Dépistage combiné des premier et deuxième trimestres

Différentes formes de tests combinés sont disponibles pour améliorer le taux de détection. Dans les tests intégrés, les résultats anormaux du premier trimestre ne sont pas révélés aux patients jusqu'à la fin du dépistage quad. Dans le dépistage intégré du sérum, il n'est pas nécessaire d'avoir recours à un technicien spécialisé en échographie. Dans les tests séquentiels pas à pas, les femmes dont les résultats du premier trimestre indiquent un risque élevé se voient proposer un test de diagnostic invasif précoce. Dans les tests séquentiels contingents, les femmes à faible risque n’obtiennent pas les tests du deuxième trimestre.

Test d'ADN sans cellule

Il s'agit d'un test sanguin effectué après 10 semaines de gestation. Des fragments d'ADN placentaire circulent dans le sang maternel.

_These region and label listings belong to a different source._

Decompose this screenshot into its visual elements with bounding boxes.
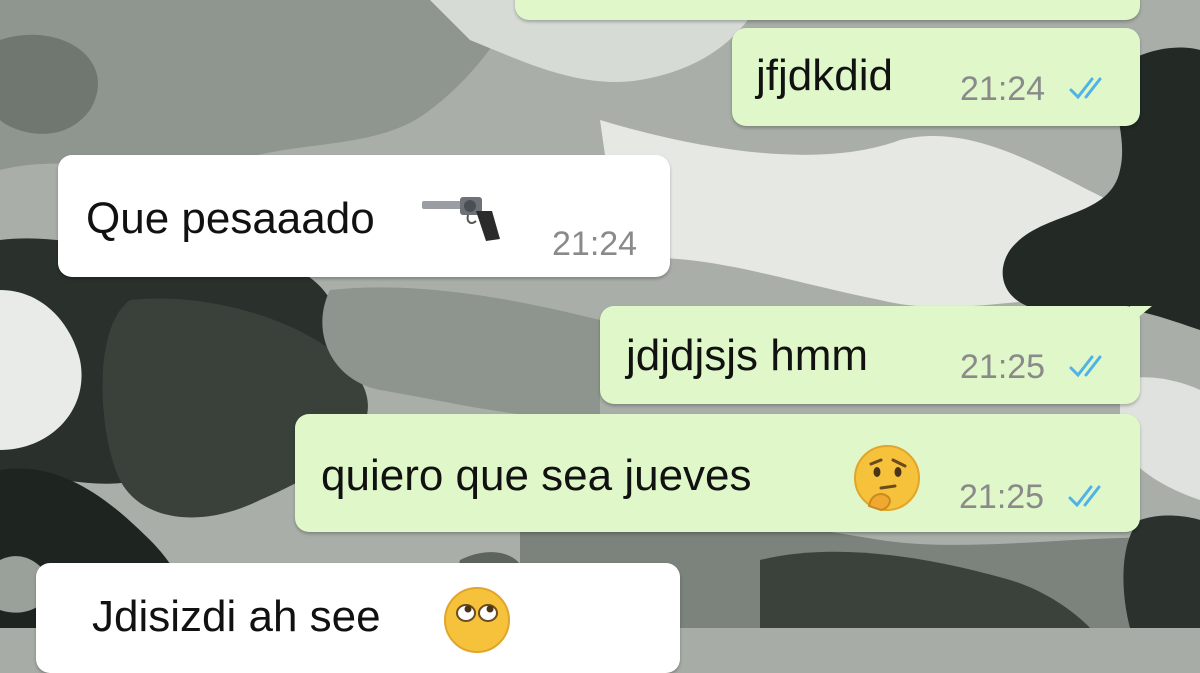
message-bubble-incoming[interactable]: Jdisizdi ah see	[36, 563, 680, 673]
thinking-face-emoji-icon	[854, 445, 920, 512]
message-text: jfjdkdid	[756, 51, 893, 100]
message-timestamp: 21:25	[960, 348, 1046, 386]
message-timestamp: 21:25	[959, 478, 1045, 516]
eye-roll-face-emoji-icon	[444, 587, 510, 653]
read-receipt-icon	[1069, 355, 1102, 378]
message-bubble-outgoing[interactable]: jfjdkdid 21:24	[732, 28, 1140, 126]
message-text: jdjdjsjs hmm	[626, 331, 869, 380]
message-text: Jdisizdi ah see	[92, 592, 381, 641]
message-bubble-outgoing[interactable]: jdjdjsjs hmm 21:25	[600, 306, 1140, 404]
message-bubble-partial	[515, 0, 1140, 20]
read-receipt-icon	[1068, 485, 1101, 508]
message-bubble-outgoing[interactable]: quiero que sea jueves 21:25	[295, 414, 1140, 532]
message-timestamp: 21:24	[552, 225, 638, 263]
read-receipt-icon	[1069, 77, 1102, 100]
bubble-tail	[1130, 306, 1152, 324]
message-bubble-incoming[interactable]: Que pesaaado 21:24	[58, 155, 670, 277]
message-timestamp: 21:24	[960, 70, 1046, 108]
message-text: Que pesaaado	[86, 194, 375, 243]
revolver-emoji-icon	[422, 197, 500, 241]
message-text: quiero que sea jueves	[321, 451, 752, 500]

Cet ADN est amplifié pour déterminer si des quantités égales sont présentes dans chaque chromosome. Ce test offre la meilleure sensibilité pour la détection du syndrome de Down, supérieure à 99%. Il a moins de faux positifs et des valeurs prédictives positives plus élevées pour les trisomies 18 et 21, et il détecte également le sexe fœtal et l'aneuploïdie des chromosomes sexuels. Trois tests d'ADN sans cellules sont actuellement sur le marché avec des prix variant de 795 $ à 1 400 $.

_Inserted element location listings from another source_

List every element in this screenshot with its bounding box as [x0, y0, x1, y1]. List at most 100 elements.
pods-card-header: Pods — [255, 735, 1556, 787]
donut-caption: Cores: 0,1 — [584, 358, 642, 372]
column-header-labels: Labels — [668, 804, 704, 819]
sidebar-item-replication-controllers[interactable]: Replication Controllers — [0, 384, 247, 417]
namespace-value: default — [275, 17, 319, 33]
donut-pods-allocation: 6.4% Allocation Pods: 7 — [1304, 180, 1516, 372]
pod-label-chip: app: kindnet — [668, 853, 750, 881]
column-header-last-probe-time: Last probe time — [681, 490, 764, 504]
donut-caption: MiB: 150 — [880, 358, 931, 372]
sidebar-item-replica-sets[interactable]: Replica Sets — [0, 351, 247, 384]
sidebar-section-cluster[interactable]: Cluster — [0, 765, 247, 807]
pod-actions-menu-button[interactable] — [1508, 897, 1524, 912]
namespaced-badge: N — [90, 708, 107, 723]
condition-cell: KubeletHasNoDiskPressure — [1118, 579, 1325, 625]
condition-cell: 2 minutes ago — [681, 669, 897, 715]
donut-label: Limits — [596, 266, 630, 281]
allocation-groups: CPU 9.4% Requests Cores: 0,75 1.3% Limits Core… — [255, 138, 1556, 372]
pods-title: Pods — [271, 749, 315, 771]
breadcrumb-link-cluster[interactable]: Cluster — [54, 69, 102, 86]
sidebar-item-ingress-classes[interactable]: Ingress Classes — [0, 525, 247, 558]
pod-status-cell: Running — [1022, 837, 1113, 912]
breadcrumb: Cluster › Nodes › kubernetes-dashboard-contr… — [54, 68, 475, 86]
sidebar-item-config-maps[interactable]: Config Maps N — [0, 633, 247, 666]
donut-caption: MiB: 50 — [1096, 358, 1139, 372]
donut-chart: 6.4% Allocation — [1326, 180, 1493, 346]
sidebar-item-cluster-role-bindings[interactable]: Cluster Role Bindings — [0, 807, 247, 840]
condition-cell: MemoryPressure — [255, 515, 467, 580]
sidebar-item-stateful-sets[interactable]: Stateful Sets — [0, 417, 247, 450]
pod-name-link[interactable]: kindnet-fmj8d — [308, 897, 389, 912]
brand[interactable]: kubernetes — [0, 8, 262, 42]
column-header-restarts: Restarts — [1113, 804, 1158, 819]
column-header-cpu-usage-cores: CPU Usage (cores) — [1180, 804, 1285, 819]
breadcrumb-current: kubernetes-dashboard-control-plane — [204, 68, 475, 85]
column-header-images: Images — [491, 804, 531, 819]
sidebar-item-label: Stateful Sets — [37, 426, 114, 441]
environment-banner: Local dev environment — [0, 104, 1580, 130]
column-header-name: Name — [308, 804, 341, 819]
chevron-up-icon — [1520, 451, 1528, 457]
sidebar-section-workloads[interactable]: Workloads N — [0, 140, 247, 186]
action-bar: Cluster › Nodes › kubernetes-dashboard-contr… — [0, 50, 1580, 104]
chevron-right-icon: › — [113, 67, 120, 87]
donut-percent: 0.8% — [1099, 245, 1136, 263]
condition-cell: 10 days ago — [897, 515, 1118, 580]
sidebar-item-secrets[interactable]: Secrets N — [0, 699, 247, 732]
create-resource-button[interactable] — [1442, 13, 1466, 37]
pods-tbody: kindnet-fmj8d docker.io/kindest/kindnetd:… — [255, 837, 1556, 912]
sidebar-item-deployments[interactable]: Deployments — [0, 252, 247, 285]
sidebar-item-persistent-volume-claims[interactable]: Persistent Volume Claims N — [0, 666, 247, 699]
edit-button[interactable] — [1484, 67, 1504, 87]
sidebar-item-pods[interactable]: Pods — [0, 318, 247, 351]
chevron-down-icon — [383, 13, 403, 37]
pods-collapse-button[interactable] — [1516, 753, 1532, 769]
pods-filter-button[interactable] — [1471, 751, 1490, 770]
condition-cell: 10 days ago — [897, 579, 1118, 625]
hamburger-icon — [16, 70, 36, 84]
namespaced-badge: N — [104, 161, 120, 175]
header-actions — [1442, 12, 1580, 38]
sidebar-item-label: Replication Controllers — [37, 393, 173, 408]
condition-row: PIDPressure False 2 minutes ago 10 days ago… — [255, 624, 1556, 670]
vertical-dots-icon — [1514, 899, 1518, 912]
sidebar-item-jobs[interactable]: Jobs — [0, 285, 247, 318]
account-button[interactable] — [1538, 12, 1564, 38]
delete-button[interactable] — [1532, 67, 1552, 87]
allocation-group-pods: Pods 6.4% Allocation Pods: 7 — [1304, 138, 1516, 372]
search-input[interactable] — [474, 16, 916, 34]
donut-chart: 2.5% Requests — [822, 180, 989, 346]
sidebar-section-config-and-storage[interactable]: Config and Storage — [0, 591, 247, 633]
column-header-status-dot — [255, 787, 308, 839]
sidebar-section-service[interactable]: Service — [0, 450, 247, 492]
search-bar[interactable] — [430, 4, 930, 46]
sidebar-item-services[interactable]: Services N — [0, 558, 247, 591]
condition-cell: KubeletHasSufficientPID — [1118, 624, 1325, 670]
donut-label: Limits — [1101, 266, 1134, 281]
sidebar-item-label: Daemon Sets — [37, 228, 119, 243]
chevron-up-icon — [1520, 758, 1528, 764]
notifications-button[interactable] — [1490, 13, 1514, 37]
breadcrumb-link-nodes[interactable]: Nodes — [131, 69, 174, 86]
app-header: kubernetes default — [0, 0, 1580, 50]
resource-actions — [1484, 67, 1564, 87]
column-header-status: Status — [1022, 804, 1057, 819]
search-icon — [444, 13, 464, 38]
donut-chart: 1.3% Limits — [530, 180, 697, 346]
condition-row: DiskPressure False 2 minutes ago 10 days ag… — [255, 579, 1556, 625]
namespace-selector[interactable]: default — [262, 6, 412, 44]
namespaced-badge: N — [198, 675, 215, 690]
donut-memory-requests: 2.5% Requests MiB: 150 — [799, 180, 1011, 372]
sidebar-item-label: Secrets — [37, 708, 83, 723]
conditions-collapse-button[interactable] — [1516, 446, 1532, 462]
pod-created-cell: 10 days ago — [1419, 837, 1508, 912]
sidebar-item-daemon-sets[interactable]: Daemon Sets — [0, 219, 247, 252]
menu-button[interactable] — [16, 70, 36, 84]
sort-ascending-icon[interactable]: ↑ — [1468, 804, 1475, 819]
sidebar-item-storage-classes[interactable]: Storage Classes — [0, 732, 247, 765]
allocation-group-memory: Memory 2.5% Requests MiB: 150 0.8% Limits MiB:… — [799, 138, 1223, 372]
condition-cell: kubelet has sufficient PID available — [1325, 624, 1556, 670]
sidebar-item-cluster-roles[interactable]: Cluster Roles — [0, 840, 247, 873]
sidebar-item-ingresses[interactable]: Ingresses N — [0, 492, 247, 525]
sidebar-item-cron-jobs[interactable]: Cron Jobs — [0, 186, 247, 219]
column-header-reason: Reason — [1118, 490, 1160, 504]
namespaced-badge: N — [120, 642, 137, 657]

Test de diagnostic invasif

Si les résultats des tests de dépistage d'aneuploïdie sont positifs, l'étape suivante consiste à conseiller et à proposer des tests invasifs. Il existe deux types de tests diagnostiques invasifs. L'échantillonnage des villosités choriales teste les tissus obtenus à partir du placenta à travers le col ou à travers l'abdomen. En amniocentèse, une aiguille est insérée dans le liquide amniotique avec guidage échographique. Les cellules fœtales sont obtenues, cultivées en culture tissulaire en laboratoire et caryotypées pour évaluer les chromosomes. Avec ces deux procédures, il existe un risque de perte de grossesse: un sur 455 pour l'échantillonnage des villosités choriales et un sur 900 pour l'amniocentèse.

Problèmes éthiques

Il semblerait que la seule raison du dépistage prénatal serait d'empêcher la naissance de bébés présentant de graves malformations congénitales. Bien que l'on puisse également affirmer qu'il y a des avantages à se préparer à l'avance pour la naissance d'un enfant ayant des besoins spéciaux. De nombreuses femmes choisiraient d'avoir un avortement thérapeutique après un test positif, mais certaines femmes ont de fortes objections morales ou religieuses à l'avortement, ce qui équivaut à un meurtre. Ces femmes refuseraient d'interrompre une grossesse pour quelque raison que ce soit, il est donc inutile de les tester. Et les femmes qui envisageraient l'avortement doivent comprendre qu'il peut y avoir des résultats faussement négatifs et faux positifs, il est donc possible qu'elles abandonnent un fœtus qui aurait été un enfant normal ou qu'elles puissent avoir un enfant atteint même après une normale tester. S'ils sont à l'aise avec ce petit risque, ils peuvent toujours refuser les tests invasifs en raison du risque accru de perte de grossesse. Pour donner un consentement éclairé aux tests, ils doivent être pleinement informés et les conseils sont utiles.